Thanks to E-ink technology, you can read your favorite books on your e-readers without the distracting glow from a backlight. In an E-ink display, no backlight is used. It is the ambient light from the environment that is reflected from the display’s surface back to your eyes. The more ambient the light, the brighter the display. This mimics the attributes of traditional ink on paper, ensuring that you don’t experience the same eye fatigue you get from lengthy reading on an LCD. You also preserve the power needed from a backlight. One recommended eReader is the Kobo Touch eReader which was Wired Magazine’s 2012 Editor’s Pick for Best eReader. The 6-inch Pearl screen gives you an excellent reading experience, even if you’re reading in bright sunlight.
Ebook annotation features
Some readers like to highlight passages and add notes on their books, especially if they want to emphasize or remember certain points. For students and teachers, the ability to add bookmarks, notes, and highlights are an indispensable part of the reading experience. The Amazon Kindle uses Whispersync technology so you can easily go back to the last page you read, add bookmarks and make annotations across all your devices.

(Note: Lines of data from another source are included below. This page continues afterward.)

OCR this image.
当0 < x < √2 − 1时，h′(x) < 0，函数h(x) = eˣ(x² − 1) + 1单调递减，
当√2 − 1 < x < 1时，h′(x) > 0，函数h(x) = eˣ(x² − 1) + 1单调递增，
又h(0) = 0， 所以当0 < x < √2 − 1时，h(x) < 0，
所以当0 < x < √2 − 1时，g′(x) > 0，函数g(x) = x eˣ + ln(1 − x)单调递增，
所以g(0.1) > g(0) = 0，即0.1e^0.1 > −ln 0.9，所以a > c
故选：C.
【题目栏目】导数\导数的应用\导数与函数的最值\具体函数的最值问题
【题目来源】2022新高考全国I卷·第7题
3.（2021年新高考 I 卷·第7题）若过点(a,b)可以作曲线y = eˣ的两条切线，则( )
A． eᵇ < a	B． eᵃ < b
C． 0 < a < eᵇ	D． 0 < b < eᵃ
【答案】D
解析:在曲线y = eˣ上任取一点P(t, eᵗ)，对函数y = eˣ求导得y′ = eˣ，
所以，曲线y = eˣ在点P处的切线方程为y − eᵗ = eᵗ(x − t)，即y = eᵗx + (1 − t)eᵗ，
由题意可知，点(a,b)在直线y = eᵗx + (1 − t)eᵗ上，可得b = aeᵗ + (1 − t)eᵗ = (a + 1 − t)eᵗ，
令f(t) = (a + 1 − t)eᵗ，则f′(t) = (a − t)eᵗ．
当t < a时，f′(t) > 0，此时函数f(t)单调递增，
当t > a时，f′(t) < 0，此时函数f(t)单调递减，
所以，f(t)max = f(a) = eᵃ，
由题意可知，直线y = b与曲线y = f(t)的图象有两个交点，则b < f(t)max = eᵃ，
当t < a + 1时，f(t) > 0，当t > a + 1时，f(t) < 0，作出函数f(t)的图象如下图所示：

It also has a 5-way controller for precise on-screen navigation, so you can easily select a text to highlight and look up words.
With these three features on an e-reader, we can get closer to replicating the reading experience on print materials. Of course, for diehard print book fans, this reading experience will never be the same on an e-reader. But at least you now have options for a more portable bookshelf.